The first group entails the Kurdish people who have developed an independent living arrangement for their 25 million people spread among Turkey, Iran and Iraq. Despite not having their own state they do have their own government, schools and military. They are in effect a state without borders and without international legitimacy. Their race for statehood started in 1920 during World War I when President Woodrow Wilson promised them independence in return for support. The Treaty of Sevres was to have accomplished this. However, when the Ottoman Empire was reformed into Turkey the Kurdish people lost their legitimacy.
Sunni Arabs make up the second group of contenders for Iraq. Even though they are slightly outnumbered by the Shia in Iraq they are major contenders for the country because 95% of the 1.3 billion Muslims worldwide are Sunni. They are the orthodox Muslims with a level of legitimacy unseen by the other groups. In recent times there has been a surge of calls for the reforming of an Islamic state and leader (Caliph). Therefore the Sunni insurgents are supported by other Muslims with weapons, money and recruits. Throughout Chechnya (Caucasian), Afghanistan (Indian), and Iraq (Arab) you are beginning to find coordination of tactics and recruits. It is becoming common to see Muslims from different nationalities fighting along side of each other because they have the same vision for Islamic independence.
The final group is the Shia which represents approximately 3% of all Muslims worldwide. The Shia became famed with the Iranian revolution which is one of the first Shia Muslim states. Iran is actively supporting the Shia in Iraq and trying to export their revolutionary ideas throughout the region. As we can tell from the past rhetoric between the U.S. and Iran that they are not supports of American democracy and make every attempt to thwart it. Due to sanctions and rigorous development Iran has developed their own military industry that is sophisticated. If these weapons show up in Iraq there is likely to be great bloodshed.

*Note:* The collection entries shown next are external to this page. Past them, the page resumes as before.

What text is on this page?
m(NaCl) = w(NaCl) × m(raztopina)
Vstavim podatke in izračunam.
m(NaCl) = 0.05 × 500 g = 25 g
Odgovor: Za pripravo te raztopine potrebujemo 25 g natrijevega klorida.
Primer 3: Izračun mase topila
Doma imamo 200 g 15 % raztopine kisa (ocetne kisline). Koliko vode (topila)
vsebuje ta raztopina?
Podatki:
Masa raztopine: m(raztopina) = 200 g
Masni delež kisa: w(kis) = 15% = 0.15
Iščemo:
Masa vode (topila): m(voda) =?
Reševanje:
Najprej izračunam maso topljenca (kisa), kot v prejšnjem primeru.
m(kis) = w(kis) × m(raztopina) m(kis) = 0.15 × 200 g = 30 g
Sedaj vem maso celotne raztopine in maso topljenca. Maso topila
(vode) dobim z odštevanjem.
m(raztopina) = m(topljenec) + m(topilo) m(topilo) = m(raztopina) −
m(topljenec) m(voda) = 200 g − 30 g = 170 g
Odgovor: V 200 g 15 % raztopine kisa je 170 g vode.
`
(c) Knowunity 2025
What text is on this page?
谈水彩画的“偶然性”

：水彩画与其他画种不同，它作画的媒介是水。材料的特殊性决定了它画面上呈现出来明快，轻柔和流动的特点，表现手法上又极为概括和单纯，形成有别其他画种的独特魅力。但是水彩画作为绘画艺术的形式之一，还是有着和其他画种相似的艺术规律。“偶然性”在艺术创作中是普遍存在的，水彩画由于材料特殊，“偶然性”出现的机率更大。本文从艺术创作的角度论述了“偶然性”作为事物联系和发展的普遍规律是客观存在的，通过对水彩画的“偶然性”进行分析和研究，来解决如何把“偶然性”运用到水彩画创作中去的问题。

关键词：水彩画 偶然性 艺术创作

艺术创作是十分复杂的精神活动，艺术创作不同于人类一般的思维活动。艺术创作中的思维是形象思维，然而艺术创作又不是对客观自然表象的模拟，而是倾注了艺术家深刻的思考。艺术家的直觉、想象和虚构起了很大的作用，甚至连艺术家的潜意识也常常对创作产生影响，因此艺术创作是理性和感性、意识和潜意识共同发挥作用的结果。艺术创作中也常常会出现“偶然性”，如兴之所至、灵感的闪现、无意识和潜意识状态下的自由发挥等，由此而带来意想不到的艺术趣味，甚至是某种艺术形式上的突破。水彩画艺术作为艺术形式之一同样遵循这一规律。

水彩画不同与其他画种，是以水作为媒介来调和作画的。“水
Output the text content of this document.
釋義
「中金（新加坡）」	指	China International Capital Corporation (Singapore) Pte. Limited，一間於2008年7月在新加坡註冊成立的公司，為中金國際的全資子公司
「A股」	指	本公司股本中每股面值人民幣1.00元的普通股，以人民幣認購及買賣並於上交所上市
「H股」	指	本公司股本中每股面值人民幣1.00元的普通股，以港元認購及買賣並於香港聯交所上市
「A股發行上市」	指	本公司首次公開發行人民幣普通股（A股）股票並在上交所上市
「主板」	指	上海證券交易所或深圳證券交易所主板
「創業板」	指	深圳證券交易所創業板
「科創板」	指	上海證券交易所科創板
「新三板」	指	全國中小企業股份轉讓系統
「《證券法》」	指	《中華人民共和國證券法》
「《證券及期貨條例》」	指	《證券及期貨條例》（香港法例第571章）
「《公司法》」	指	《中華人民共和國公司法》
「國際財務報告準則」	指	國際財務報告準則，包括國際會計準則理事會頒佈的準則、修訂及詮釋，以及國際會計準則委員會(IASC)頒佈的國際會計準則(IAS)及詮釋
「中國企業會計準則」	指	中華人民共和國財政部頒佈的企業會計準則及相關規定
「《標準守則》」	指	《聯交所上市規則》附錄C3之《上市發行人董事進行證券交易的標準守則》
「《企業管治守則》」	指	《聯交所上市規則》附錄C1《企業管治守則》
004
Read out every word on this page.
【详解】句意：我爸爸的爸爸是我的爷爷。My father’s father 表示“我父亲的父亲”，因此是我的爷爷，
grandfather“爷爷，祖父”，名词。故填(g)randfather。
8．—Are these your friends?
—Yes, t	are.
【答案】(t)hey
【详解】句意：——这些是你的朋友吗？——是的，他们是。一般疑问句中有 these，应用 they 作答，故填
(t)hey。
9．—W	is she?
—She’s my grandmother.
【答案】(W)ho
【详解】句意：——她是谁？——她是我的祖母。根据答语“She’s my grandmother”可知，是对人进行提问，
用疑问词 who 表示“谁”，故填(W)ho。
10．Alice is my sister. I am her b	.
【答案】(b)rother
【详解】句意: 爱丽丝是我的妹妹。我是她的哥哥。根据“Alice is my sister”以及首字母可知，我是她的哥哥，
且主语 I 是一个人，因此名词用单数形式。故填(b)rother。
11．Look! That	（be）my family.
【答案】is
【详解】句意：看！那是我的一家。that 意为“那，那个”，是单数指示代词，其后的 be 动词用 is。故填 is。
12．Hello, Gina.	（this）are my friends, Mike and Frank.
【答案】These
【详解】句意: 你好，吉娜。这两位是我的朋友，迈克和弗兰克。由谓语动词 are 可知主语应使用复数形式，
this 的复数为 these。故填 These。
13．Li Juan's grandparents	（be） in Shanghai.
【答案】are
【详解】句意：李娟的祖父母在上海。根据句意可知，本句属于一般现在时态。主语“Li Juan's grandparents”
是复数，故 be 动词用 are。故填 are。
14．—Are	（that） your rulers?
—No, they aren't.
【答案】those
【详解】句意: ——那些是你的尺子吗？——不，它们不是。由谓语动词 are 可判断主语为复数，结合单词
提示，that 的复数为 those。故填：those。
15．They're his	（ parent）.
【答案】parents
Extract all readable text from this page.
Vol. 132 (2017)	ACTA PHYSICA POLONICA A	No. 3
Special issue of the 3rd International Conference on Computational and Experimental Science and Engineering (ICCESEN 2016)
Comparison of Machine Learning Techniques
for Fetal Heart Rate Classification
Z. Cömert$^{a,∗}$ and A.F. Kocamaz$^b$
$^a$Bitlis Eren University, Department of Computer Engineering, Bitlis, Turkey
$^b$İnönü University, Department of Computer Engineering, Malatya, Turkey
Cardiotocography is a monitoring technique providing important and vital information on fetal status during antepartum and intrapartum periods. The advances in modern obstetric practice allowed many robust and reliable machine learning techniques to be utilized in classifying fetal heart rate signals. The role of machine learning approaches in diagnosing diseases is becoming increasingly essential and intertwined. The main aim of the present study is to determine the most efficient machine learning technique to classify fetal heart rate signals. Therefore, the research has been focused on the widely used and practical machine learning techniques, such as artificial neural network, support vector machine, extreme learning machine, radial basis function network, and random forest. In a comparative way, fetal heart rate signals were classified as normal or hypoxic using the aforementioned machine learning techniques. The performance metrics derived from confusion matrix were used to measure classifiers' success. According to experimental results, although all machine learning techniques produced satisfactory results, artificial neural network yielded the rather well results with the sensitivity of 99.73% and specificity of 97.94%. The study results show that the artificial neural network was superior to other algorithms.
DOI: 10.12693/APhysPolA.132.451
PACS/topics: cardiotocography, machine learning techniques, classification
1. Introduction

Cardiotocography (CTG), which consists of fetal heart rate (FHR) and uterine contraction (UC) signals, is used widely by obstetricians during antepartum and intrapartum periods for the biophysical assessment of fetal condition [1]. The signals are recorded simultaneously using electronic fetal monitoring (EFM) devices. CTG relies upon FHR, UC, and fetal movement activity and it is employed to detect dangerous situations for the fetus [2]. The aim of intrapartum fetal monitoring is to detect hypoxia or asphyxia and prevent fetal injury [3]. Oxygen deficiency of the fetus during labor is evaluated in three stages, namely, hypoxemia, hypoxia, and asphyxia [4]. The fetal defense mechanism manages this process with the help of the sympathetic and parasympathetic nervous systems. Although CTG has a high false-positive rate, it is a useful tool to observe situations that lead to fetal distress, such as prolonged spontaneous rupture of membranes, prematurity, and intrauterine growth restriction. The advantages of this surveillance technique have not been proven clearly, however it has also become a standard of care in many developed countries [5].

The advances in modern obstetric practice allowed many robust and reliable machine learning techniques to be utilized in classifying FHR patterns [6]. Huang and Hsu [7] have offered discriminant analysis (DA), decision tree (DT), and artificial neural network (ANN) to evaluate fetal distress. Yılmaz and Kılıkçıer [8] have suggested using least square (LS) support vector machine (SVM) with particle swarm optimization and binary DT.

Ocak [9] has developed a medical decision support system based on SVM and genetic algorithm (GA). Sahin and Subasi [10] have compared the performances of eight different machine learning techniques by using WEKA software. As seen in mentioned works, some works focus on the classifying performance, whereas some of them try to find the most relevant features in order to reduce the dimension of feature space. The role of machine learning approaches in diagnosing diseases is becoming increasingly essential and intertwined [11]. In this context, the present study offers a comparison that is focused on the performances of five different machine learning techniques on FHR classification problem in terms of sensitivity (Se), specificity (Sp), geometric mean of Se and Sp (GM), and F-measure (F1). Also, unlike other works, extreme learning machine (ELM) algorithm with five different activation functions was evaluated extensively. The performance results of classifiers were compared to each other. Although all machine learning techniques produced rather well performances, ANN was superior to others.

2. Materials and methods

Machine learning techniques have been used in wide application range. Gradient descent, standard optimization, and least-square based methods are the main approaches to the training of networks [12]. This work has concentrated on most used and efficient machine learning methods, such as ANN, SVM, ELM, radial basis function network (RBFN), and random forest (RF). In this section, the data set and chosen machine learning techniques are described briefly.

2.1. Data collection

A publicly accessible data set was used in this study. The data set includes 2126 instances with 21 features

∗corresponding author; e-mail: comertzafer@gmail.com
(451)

Iraq is a country on the verge of civil war. The three contending groups each have their own particular strength. The Kurds have a pre-established governmental institutions and military, the Sunnis have the support of the wider Muslim people and the Shia has the staunchly anti-American Iran. If the U.S. looses control of Iraq or withdraws from it in the near future it is unlikely that the country will be able to withstand a civil war where each group has a highly concentrated region. The end of civil war could potentially mean three distinct countries all competing for Iraq’s oil reserves. It is also likely that such a war will not be easily quenched and may produce one of the world’s worst humanitarian crises. Once started it is wholly possible that Sunni countries will begin to get involved against their Iranian rivals. All of them will be against any Western influence and are unlikely to heed any calls of quiet until they have exhausted their resources.